The measure may not yet become law, however, because it didn’t pass by veto-proof margins.

In his Executive Order No. 50, issued Oct. 15, the governor banned the carrying of firearms in offices occupied by executive branch agencies by anyone other than law enforcement, security and military personnel. The ban was one of several measures aimed at preventing gun violence.

Del. Michael Webert’s bill, HB1096, would negate the order by invalidating any administrative action governing the carrying of firearms unless authorized by the legislature.
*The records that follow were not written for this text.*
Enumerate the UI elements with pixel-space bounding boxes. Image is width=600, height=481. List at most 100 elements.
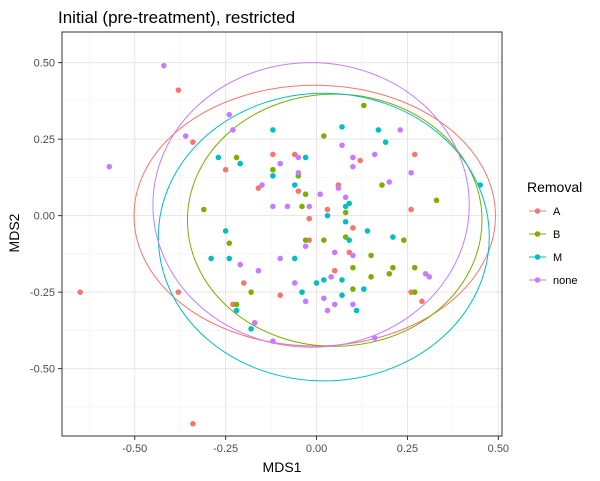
- point-none: [328, 274, 334, 280]
- plot-panel: [61, 31, 503, 437]
- point-none: [277, 160, 283, 167]
- point-M: [208, 255, 214, 262]
- point-B: [270, 166, 276, 173]
- point-M: [226, 255, 233, 262]
- point-M: [342, 218, 349, 225]
- point-M: [291, 182, 298, 188]
- point-none: [397, 127, 403, 133]
- point-none: [339, 142, 345, 149]
- point-A: [77, 289, 83, 295]
- legend-key-point: [534, 277, 541, 283]
- point-A: [408, 206, 414, 213]
- point-M: [375, 127, 382, 133]
- point-none: [324, 307, 331, 314]
- ellipse-none: [152, 62, 470, 348]
- legend-key-point: [534, 208, 541, 214]
- point-none: [291, 280, 298, 286]
- point-none: [295, 154, 302, 161]
- point-none: [255, 267, 262, 274]
- point-M: [364, 228, 371, 234]
- point-none: [371, 335, 378, 341]
- point-A: [241, 280, 247, 286]
- point-A: [270, 151, 276, 158]
- point-A: [222, 166, 229, 173]
- point-A: [350, 225, 356, 231]
- point-M: [382, 139, 389, 145]
- point-none: [161, 62, 167, 69]
- legend-key-point: [534, 254, 541, 260]
- ellipse-M: [157, 92, 490, 382]
- legend-label: none: [553, 275, 577, 287]
- point-M: [302, 154, 309, 161]
- point-none: [226, 111, 233, 118]
- legend-entry-A: A: [529, 206, 561, 218]
- point-none: [182, 133, 189, 139]
- point-A: [175, 289, 182, 295]
- x-tick-label: 0.25: [397, 443, 418, 455]
- ellipse-B: [186, 93, 483, 347]
- point-none: [284, 203, 291, 210]
- y-tick-label: -0.25: [30, 287, 55, 299]
- point-none: [331, 249, 338, 256]
- legend-title: Removal: [527, 179, 582, 195]
- legend-entry-none: none: [529, 275, 577, 287]
- point-M: [390, 234, 396, 240]
- point-none: [270, 338, 276, 344]
- point-none: [350, 252, 356, 259]
- point-A: [331, 267, 338, 274]
- point-B: [302, 237, 309, 243]
- y-tick-label: -0.50: [30, 364, 55, 376]
- point-M: [339, 277, 345, 283]
- point-A: [295, 188, 302, 194]
- y-tick-label: 0.25: [34, 134, 55, 146]
- x-tick-label: -0.50: [122, 443, 147, 455]
- x-axis: -0.50 -0.25 0.00 0.25 0.50: [122, 436, 509, 455]
- legend-key-point: [534, 231, 541, 237]
- point-A: [190, 139, 196, 145]
- panel-border: [61, 31, 503, 437]
- y-axis-title: MDS2: [6, 213, 22, 252]
- point-A: [190, 420, 196, 427]
- point-M: [233, 307, 240, 314]
- point-A: [175, 87, 182, 93]
- point-B: [390, 264, 396, 271]
- point-B: [379, 182, 385, 188]
- point-M: [339, 124, 345, 130]
- point-A: [419, 298, 425, 305]
- point-B: [411, 264, 418, 271]
- point-none: [237, 261, 243, 268]
- chart-title: Initial (pre-treatment), restricted: [58, 8, 295, 27]
- point-none: [317, 191, 323, 198]
- point-B: [248, 289, 254, 295]
- point-none: [302, 243, 309, 250]
- legend-label: M: [553, 252, 562, 264]
- point-B: [342, 209, 349, 216]
- point-none: [302, 298, 309, 305]
- point-B: [411, 289, 418, 295]
- legend-label: B: [553, 229, 560, 241]
- point-B: [233, 154, 240, 161]
- point-none: [350, 154, 356, 161]
- point-M: [270, 173, 276, 179]
- point-M: [248, 326, 254, 332]
- point-none: [335, 185, 342, 191]
- point-B: [226, 240, 233, 246]
- point-M: [324, 212, 331, 219]
- point-B: [433, 197, 440, 204]
- point-B: [350, 286, 356, 292]
- point-none: [259, 182, 265, 188]
- point-M: [346, 237, 353, 243]
- point-A: [306, 215, 313, 222]
- point-none: [251, 319, 258, 326]
- point-M: [353, 307, 360, 314]
- point-B: [350, 264, 356, 271]
- point-B: [321, 237, 327, 243]
- point-none: [331, 301, 338, 308]
- point-B: [321, 133, 327, 139]
- point-M: [215, 154, 222, 161]
- point-none: [350, 163, 356, 170]
- point-none: [371, 151, 378, 158]
- point-M: [346, 200, 353, 207]
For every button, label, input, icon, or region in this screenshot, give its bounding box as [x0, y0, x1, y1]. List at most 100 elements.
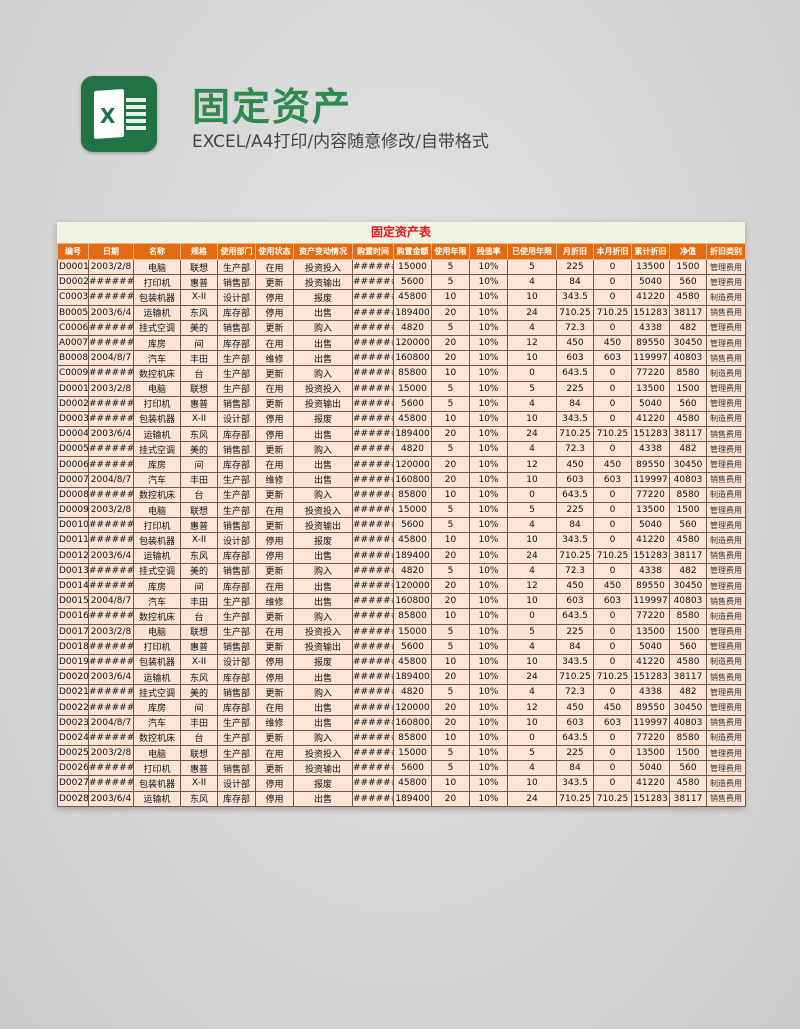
table-cell[interactable]: 5	[431, 501, 470, 519]
table-cell[interactable]: 10%	[469, 319, 508, 336]
table-cell[interactable]: 77220	[631, 486, 670, 504]
table-cell[interactable]: #######	[88, 319, 134, 336]
table-cell[interactable]: 603	[556, 593, 594, 610]
table-cell[interactable]: D0012	[57, 547, 89, 564]
table-cell[interactable]: D0024	[57, 729, 89, 747]
table-cell[interactable]: 出售	[293, 426, 353, 443]
table-cell[interactable]: 10	[507, 775, 557, 792]
table-cell[interactable]: 汽车	[133, 593, 181, 610]
table-cell[interactable]: ######	[352, 714, 394, 731]
table-cell[interactable]: 出售	[293, 304, 353, 321]
table-cell[interactable]: 10%	[469, 593, 508, 610]
table-cell[interactable]: 数控机床	[133, 608, 181, 625]
table-cell[interactable]: 225	[556, 258, 594, 276]
table-cell[interactable]: 2003/6/4	[88, 304, 134, 321]
table-cell[interactable]: 10%	[469, 532, 508, 549]
table-cell[interactable]: 2003/6/4	[88, 790, 134, 807]
table-cell[interactable]: 5040	[631, 274, 670, 291]
table-cell[interactable]: 41220	[631, 532, 670, 549]
table-cell[interactable]: 72.3	[556, 562, 594, 579]
table-cell[interactable]: 购入	[293, 365, 353, 382]
table-cell[interactable]: 设计部	[217, 289, 256, 306]
table-cell[interactable]: 销售费用	[706, 669, 746, 686]
table-cell[interactable]: 10%	[469, 517, 508, 534]
table-cell[interactable]: 生产部	[217, 593, 256, 610]
table-cell[interactable]: 投资投入	[293, 258, 353, 276]
table-cell[interactable]: 710.25	[556, 426, 594, 443]
table-cell[interactable]: 24	[507, 669, 557, 686]
table-cell[interactable]: 出售	[293, 547, 353, 564]
table-cell[interactable]: 10	[431, 532, 470, 549]
table-cell[interactable]: 0	[593, 729, 632, 747]
table-cell[interactable]: #######	[88, 274, 134, 291]
table-cell[interactable]: D0026	[57, 760, 89, 777]
table-cell[interactable]: X-II	[180, 410, 218, 428]
table-cell[interactable]: 东风	[180, 426, 218, 443]
table-cell[interactable]: 24	[507, 790, 557, 807]
table-cell[interactable]: 710.25	[556, 547, 594, 564]
table-cell[interactable]: 119997	[631, 593, 670, 610]
table-cell[interactable]: 运输机	[133, 304, 181, 321]
table-cell[interactable]: 2004/8/7	[88, 350, 134, 367]
table-cell[interactable]: 40803	[669, 471, 707, 488]
table-cell[interactable]: 0	[507, 729, 557, 747]
table-cell[interactable]: 10%	[469, 547, 508, 564]
table-cell[interactable]: 联想	[180, 501, 218, 519]
table-cell[interactable]: 打印机	[133, 395, 181, 412]
table-cell[interactable]: 4580	[669, 410, 707, 428]
table-cell[interactable]: 160800	[393, 593, 432, 610]
table-cell[interactable]: 20	[431, 304, 470, 321]
table-cell[interactable]: 0	[593, 638, 632, 655]
table-cell[interactable]: 15000	[393, 623, 432, 640]
table-cell[interactable]: 10%	[469, 471, 508, 488]
table-cell[interactable]: 10	[507, 532, 557, 549]
table-cell[interactable]: 13500	[631, 380, 670, 397]
table-cell[interactable]: 603	[593, 471, 632, 488]
table-cell[interactable]: 10	[431, 775, 470, 792]
table-cell[interactable]: X-II	[180, 775, 218, 792]
table-cell[interactable]: 挂式空调	[133, 684, 181, 701]
table-cell[interactable]: 出售	[293, 699, 353, 716]
table-cell[interactable]: 在用	[255, 456, 294, 473]
table-cell[interactable]: 10%	[469, 714, 508, 731]
table-cell[interactable]: 管理费用	[706, 501, 746, 519]
table-cell[interactable]: 20	[431, 593, 470, 610]
table-cell[interactable]: 包装机器	[133, 775, 181, 792]
table-cell[interactable]: 0	[593, 441, 632, 458]
table-cell[interactable]: 在用	[255, 577, 294, 595]
table-cell[interactable]: 10%	[469, 684, 508, 701]
table-cell[interactable]: 设计部	[217, 775, 256, 792]
table-cell[interactable]: 0	[593, 365, 632, 382]
table-cell[interactable]: 10%	[469, 669, 508, 686]
table-cell[interactable]: 2003/2/8	[88, 258, 134, 276]
table-cell[interactable]: 停用	[255, 304, 294, 321]
table-cell[interactable]: 5040	[631, 395, 670, 412]
table-cell[interactable]: D0013	[57, 562, 89, 579]
table-cell[interactable]: #######	[88, 638, 134, 655]
table-cell[interactable]: 151283	[631, 304, 670, 321]
table-cell[interactable]: 间	[180, 577, 218, 595]
table-cell[interactable]: 30450	[669, 699, 707, 716]
table-cell[interactable]: ######	[352, 486, 394, 504]
table-cell[interactable]: 0	[593, 623, 632, 640]
table-cell[interactable]: 10%	[469, 744, 508, 762]
table-cell[interactable]: 惠普	[180, 760, 218, 777]
table-cell[interactable]: ######	[352, 775, 394, 792]
table-cell[interactable]: 710.25	[556, 304, 594, 321]
table-cell[interactable]: 482	[669, 441, 707, 458]
table-cell[interactable]: 45800	[393, 289, 432, 306]
table-cell[interactable]: ######	[352, 638, 394, 655]
table-cell[interactable]: 丰田	[180, 714, 218, 731]
table-cell[interactable]: 5	[507, 258, 557, 276]
table-cell[interactable]: 710.25	[556, 790, 594, 807]
table-cell[interactable]: 38117	[669, 304, 707, 321]
table-cell[interactable]: #######	[88, 289, 134, 306]
table-cell[interactable]: 库存部	[217, 669, 256, 686]
table-cell[interactable]: ######	[352, 684, 394, 701]
table-cell[interactable]: 10%	[469, 623, 508, 640]
table-cell[interactable]: 丰田	[180, 593, 218, 610]
table-cell[interactable]: D0019	[57, 653, 89, 671]
table-cell[interactable]: 343.5	[556, 653, 594, 671]
table-cell[interactable]: 在用	[255, 699, 294, 716]
table-cell[interactable]: D0014	[57, 577, 89, 595]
The measure won final passage Wednesday in the House of Delegates and now goes to the governor for his signature.

Webert, R-Fauquier County, acknowledged after the vote that the legislation could be undone by a veto.

The measure passed the House 63-35 and the Senate 21-17. It would take a two-thirds majority in each chamber – 67 votes in the House and 27 in the Senate – to override a veto.

A spokesman did not respond to an inquiry about the governor’s intentions.

The Democratic governor and the Republican-controlled Assembly have long been at odds on gun-related issues. In one notable exception last month, McAuliffe and Republican leaders agreed to a compromise under which Virginia will recognize concealed handgun permits from other states, ban gun possession by people subject to a protective order for domestic abuse, and establish voluntary background checks for vendors at gun shows.